L’histoire se déroule à la fin des années 1970 dans un dîner ,que j’imagine un peu mondain, qui réunit ce que la culture télévisuelle fait de mieux à l’époque. Parmi les nombreux convives, il y a Pierre Desproges.

Desproges commence à être connu pour être un rigolo peu conventionnel depuis ses passages dans «  Le Petit Rapporteur » de Jacques Martin, toujours trublion de l’audiovisuel. On interroge donc l’humoriste limousin sur ce qu’il regarde à la télévision. Il évoque un programme court diffusé dans l’émission « L’Ile aux Enfants », qui raconte les  non aventures d’un oiseau qui ne sait pas voler ; Desproges évoque le coté désespéré du personnage, il aime beaucoup cela. A l’autre bout de la table, une voix s’élève :

«  Ca s’appelle Antivol, c’est moi qui l’ai créé ! »

 

Moi, c’est Jean Louis Fournier, un réalisateur de télévision qui commence à être un peu connu. Desproges et Fournier deviennent vite amis et s’entendent à merveille, ils inventeront ensembles le personnage du professeur Corbiniou, donnant des conseils idiots aux enfants de la télévision française avant d’enchaîner, dans la même verve sur « la Minute nécessaire de Monsieur Cyclopède » OVNI télévisuel dont Fournier réalisera les 99 chroniques. C’est lui également qui troussera la dépêche AFP annonçant le décès de Desproges :

« Pierre Desproges est mort d'un cancer.

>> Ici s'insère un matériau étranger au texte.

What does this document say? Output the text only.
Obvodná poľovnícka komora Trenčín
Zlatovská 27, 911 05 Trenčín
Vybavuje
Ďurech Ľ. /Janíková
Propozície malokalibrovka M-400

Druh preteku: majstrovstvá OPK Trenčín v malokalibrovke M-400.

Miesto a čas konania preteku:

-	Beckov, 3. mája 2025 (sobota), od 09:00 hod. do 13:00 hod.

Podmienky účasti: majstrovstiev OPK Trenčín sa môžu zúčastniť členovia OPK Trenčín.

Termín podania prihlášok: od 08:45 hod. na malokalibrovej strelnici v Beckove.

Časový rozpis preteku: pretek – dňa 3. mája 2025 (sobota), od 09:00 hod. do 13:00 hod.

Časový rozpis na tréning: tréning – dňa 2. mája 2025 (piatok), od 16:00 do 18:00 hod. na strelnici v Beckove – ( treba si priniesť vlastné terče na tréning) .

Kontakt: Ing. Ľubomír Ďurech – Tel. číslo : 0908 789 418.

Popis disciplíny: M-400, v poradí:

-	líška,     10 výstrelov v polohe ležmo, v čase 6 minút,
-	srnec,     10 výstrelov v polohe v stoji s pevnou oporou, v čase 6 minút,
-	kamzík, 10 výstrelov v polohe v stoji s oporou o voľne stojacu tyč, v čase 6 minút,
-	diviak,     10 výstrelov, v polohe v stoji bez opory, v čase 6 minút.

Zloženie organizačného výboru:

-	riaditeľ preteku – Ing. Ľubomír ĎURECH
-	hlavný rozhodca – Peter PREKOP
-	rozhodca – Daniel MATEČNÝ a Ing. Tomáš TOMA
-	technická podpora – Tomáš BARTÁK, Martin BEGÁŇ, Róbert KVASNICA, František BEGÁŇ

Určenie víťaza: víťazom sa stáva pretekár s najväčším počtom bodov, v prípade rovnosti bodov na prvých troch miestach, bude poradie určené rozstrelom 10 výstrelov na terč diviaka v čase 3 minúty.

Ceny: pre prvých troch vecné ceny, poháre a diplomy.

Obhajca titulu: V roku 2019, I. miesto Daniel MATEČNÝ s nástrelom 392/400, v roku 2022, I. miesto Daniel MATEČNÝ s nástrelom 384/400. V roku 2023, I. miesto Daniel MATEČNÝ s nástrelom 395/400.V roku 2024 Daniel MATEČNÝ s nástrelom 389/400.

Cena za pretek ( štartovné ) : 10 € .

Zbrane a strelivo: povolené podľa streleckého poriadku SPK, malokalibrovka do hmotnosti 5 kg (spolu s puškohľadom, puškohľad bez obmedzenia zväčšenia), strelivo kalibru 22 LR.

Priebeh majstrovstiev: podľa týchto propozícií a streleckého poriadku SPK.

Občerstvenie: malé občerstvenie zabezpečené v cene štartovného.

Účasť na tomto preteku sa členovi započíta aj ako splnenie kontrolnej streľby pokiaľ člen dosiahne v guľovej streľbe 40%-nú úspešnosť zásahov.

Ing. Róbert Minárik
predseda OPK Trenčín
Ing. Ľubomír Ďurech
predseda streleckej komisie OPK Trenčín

Étonnant non ? ».

 

Depuis les années 90 Jean Louis Fournier s’est tourné vers l’écriture ; de l’excellent : « La Grammaire française et impertinente », véritable précis de grammaire ou l’on apprend le français au travers de verbes du premier groupe comme « péter », pour faire réviser les gamins, c’est un must, à « Veuf », sorti en 2011, Fournier à enchaîné une série de bouquins, tous quand même bien poilant, se voyant remettre le prix Femina en  2008 pour

« Où on va Papa » qui raconte, au vitriol, la vie de l’auteur, père de deux garçons lourdement handicapés.

 

L’écriture de Fournier, son style, sont accessibles à tous, des phrases courtes, un vocabulaire simple, et des sujets souvent poilagrattesques, le petit : « Satané Dieu », édité en 2005, réjouit l’iconoclaste que je suis.

 

Je suis né à mon intelligence, à ma culture, en regardant enfant « Antivol » et «  La Noiraude », autre personnage de Fournier, violemment anti- raciste et anti- connerie, quoique ait pu en comprendre le footballeur Lilian Thuram. Adulte aujourd’hui je déguste avec toujours  autant de bonheur l’œuvre de ce septuagénaire génial, trublion discret, certes, mais tellement incorrect.